I think you may have changed some other parts of the code as well, looking at the github repo. So you might have minimized the impact the change could have. I just re-ran the benchmark on my machine, using an ETS implementation and got similar results as I posted above:

:ets.new(:sample, [:named_table, :public])
map |> Enum.each(fn {k, v} -> :ets.insert(:sample, {k, v}) end)
fun3 = fn n -> 1..n |> Enum.each(fn i -> :ets.lookup(:sample, rem(i,8)) end) end
1..100 |> Enum.map(fn _ -> :timer.tc(fn -> fun3.(100_000) end) end) |> Enum.map(&elem(&1, 0)) |> Enum.sum() |> div(100)
# 131589
1..100 |> Enum.map(fn _ -> :timer.tc(fn -> fun2.(100_000) end) end) |> Enum.map(&elem(&1, 0)) |> Enum.sum() |> div(100)
# 139659
1..100 |> Enum.map(fn _ -> :timer.tc(fn -> fun.(100_000) end) end) |> Enum.map(&elem(&1, 0)) |> Enum.sum() |> div(100)
# 152674

Also be aware that while ETS lookups are fast (O(1) as you say) and process communication is very efficient in the BEAM, making process calls can be slower than accessing a data structure in the same process. ETS will generally be a better choice for very large collections and for structures needing to be accessed from multiple concurrent processes. In this case your worker_pool is never going to be that large. Whether sharing a single ETS across multiple processes is more efficient than creating the worker_pool map for each process I can’t say but probably it is given how many processes you could end up spawning to access it. This thread has a good discussion of the tradeoffs between maps and ETS tables.
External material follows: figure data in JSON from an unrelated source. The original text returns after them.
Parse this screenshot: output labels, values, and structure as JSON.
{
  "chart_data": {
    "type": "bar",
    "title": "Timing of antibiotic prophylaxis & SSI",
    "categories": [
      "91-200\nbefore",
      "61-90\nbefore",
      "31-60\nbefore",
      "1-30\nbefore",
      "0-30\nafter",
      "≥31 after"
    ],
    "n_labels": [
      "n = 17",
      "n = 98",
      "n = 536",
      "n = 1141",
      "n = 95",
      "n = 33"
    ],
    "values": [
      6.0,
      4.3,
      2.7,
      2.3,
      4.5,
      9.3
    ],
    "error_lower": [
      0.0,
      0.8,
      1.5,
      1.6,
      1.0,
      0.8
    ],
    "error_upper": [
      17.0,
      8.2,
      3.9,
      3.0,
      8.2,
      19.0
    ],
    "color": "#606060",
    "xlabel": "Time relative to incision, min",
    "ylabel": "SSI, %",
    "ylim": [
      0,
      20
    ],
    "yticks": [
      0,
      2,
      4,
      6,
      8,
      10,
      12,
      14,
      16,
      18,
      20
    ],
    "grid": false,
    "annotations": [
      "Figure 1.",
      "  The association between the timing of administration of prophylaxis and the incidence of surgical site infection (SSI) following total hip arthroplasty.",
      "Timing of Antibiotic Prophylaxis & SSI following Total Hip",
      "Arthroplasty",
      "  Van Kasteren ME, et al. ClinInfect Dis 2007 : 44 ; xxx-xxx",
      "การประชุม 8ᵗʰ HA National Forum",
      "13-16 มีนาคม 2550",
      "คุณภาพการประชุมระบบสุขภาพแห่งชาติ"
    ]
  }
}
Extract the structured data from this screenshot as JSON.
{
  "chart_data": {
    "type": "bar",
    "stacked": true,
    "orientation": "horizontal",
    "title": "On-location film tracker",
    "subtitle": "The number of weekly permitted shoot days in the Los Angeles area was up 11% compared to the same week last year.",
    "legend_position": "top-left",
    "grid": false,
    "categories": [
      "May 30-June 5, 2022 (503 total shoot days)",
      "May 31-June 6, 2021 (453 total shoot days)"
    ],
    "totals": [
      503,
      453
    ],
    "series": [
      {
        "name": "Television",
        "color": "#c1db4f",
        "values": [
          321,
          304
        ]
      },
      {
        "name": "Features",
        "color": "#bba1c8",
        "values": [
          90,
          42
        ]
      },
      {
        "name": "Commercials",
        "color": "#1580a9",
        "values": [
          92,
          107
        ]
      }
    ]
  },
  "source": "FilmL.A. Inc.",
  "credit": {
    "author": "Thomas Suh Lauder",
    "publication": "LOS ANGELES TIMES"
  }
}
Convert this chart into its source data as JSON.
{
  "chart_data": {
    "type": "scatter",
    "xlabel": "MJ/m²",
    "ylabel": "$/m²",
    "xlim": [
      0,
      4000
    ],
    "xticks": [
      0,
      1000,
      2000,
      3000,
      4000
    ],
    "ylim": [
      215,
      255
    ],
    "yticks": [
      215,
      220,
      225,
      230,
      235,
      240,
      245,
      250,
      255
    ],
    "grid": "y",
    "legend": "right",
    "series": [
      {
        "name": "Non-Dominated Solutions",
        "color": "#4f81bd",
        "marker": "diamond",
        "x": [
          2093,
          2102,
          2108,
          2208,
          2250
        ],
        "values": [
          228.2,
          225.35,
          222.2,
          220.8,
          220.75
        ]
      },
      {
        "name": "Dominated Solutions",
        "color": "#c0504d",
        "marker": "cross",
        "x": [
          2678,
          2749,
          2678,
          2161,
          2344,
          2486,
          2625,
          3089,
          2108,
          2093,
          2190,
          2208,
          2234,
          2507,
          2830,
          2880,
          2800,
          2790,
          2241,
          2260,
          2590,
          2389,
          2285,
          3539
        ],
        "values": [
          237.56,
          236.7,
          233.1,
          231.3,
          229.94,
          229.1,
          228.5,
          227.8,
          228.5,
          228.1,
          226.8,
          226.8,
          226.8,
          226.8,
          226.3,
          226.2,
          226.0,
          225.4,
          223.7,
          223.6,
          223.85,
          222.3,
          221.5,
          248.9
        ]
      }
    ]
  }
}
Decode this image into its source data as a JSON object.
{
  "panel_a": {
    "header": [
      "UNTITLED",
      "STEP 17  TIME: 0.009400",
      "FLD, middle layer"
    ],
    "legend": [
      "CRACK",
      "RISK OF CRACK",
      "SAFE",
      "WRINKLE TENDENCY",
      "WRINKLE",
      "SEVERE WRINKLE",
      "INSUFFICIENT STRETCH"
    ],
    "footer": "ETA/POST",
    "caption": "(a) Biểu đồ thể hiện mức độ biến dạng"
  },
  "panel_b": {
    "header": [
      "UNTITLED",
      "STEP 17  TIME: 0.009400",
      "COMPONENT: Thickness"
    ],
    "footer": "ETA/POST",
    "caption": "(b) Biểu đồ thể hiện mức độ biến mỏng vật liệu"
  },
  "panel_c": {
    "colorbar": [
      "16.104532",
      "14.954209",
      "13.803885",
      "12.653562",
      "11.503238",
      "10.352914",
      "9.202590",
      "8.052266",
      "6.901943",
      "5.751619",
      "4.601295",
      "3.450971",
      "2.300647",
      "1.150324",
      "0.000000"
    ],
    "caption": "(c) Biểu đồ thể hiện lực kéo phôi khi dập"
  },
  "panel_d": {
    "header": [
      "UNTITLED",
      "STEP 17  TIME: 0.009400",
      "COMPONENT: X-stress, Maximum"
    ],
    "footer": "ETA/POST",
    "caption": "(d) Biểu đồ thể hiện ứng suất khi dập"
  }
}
Rather than focusing on this tiny worker_pool data structure, I think you should look at processing all the lines directly to an ETS table rather than creating a bunch of maps stored in Agents that you have to merge later. Create Tasks that process lines to the ETS table then at the end pull the table data for your final output. If you set up your ETS table as an ordered_set you can probably avoid the step where you’re having to sort N items where N is the number of cities in the data set. You might event look at DETS to avoid running out of memory given the large data set.